SINGAPORE - At least 2,500 listings of tainted health products, or products making false or misleading health claims, on local e-commerce platforms have been removed.
The Health Sciences Authority (HSA) said on Thursday (March 19) that the products were removed after Internet-based enforcement action coordinated by Interpol, the International Criminal Police Organisation, between March 3 and 10.
HSA has taken part in this global week of action for 13 consecutive years. Ninety countries took part this year.
Over the week, HSA intensified online surveillance to detect and disrupt the sale of illegal health products, the authority said.
About half of the listings taken down were for products falsely claiming or misleading buyers into thinking the products could prevent or treat Covid-19, the disease caused by the coronavirus.
These included health supplements, herbs, traditional medicines, and test kits which claimed to "strengthen the immune system against the coronavirus" or "prevent and cure coronavirus" or detect the virus in under 10 minutes, HSA said.
HSA clarified that there is no evidence these products can prevent, treat, or test for Covid-19. Testing for the virus can be done only by clinical laboratories or medical professionals in clinics and hospitals to ensure proper accuracy and diagnosis.
Aside from coronavirus-related listings, more than 32 per cent of the products taken down were adulterated lifestyle products such as weight loss pills, sexual enhancement medicines and cosmetic products, some of which contained potent medicinal ingredients.
Many of these sellers disguised their products as common household items such as soaps and shampoos when they were, in fact, illegal medicinal products and creams to evade the authorities and the e-commerce platform administrators.
Between Jan 1 and March 10, more than 1,100 of these sellers were issued warnings.

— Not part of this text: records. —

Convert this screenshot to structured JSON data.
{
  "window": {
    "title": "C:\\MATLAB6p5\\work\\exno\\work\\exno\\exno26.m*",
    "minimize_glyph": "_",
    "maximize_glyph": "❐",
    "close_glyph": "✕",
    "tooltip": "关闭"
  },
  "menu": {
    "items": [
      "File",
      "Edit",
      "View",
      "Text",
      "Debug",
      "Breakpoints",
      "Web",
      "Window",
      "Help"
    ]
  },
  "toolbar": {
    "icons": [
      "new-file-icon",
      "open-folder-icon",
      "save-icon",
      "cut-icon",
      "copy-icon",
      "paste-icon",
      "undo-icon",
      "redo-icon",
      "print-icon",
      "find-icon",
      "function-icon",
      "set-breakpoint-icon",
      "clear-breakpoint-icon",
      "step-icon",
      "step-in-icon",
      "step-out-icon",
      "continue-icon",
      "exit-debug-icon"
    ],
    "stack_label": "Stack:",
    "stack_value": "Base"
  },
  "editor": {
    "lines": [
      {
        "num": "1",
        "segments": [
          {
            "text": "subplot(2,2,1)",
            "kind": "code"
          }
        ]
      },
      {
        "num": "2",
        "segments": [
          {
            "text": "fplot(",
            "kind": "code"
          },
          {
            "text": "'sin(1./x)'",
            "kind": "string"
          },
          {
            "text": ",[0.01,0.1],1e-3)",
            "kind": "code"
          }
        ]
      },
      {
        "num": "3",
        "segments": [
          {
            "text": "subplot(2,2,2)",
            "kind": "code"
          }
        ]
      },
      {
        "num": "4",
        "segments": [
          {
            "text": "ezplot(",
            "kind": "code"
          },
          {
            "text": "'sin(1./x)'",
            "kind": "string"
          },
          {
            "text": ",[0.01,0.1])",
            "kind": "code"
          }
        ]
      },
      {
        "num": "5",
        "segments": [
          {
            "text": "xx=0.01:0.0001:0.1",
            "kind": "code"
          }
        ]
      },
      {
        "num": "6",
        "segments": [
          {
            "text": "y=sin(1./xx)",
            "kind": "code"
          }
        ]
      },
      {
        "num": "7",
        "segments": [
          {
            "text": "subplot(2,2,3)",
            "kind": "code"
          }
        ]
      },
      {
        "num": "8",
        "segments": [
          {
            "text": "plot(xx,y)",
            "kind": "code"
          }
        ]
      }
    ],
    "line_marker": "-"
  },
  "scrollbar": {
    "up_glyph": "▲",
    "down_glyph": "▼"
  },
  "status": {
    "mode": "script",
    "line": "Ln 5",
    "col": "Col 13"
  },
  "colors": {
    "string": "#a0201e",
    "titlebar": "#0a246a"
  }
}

The investigations also found that some sellers were selling leftover or unused prescribed health products such as steroid creams, antibiotic creams and painkillers.
Many of these were listed by first-time sellers who claimed to be ignorant of the fact that prescription medicines can be provided only by doctors, and selling prescription medicines is an offence under the Health Products Act.
HSA also advised the public to be cautious when buying health products online, especially if they are cheaper, since the lower prices may be due to unsafe and inferior ingredients, manufacturing methods and storage conditions.
Buyers should also be wary of products that claim to have been developed based on scientific studies, as these often cannot be verified.
As there is no evidence that any health supplement, Chinese medicine, traditional medicine, herbs or "clip-on" products, that are clipped onto clothing, can boost the immune system to prevent, protect against or treat Covid-19, these claims are misleading.
There is also no evidence that test kits bought online can detect the novel coronavirus accurately within minutes.
Consumers who use these test kits may end up with a false sense of security and delay seeking treatment.
Consumers who buy health products online should do so only from websites with an established retail presence in Singapore.
"HSA takes a serious view against those engaged in the sale and supply of health products that are adulterated or carry misleading claims, and will take strong enforcement action against such persons," the authority said.
Those found guilty of supplying such health products may be jailed for up to three years, fined up to $100,000, or both.
Members of the public who come across illegal, counterfeit or other suspicious health products are encouraged to contact HSA on 6866-3485 or through e-mail.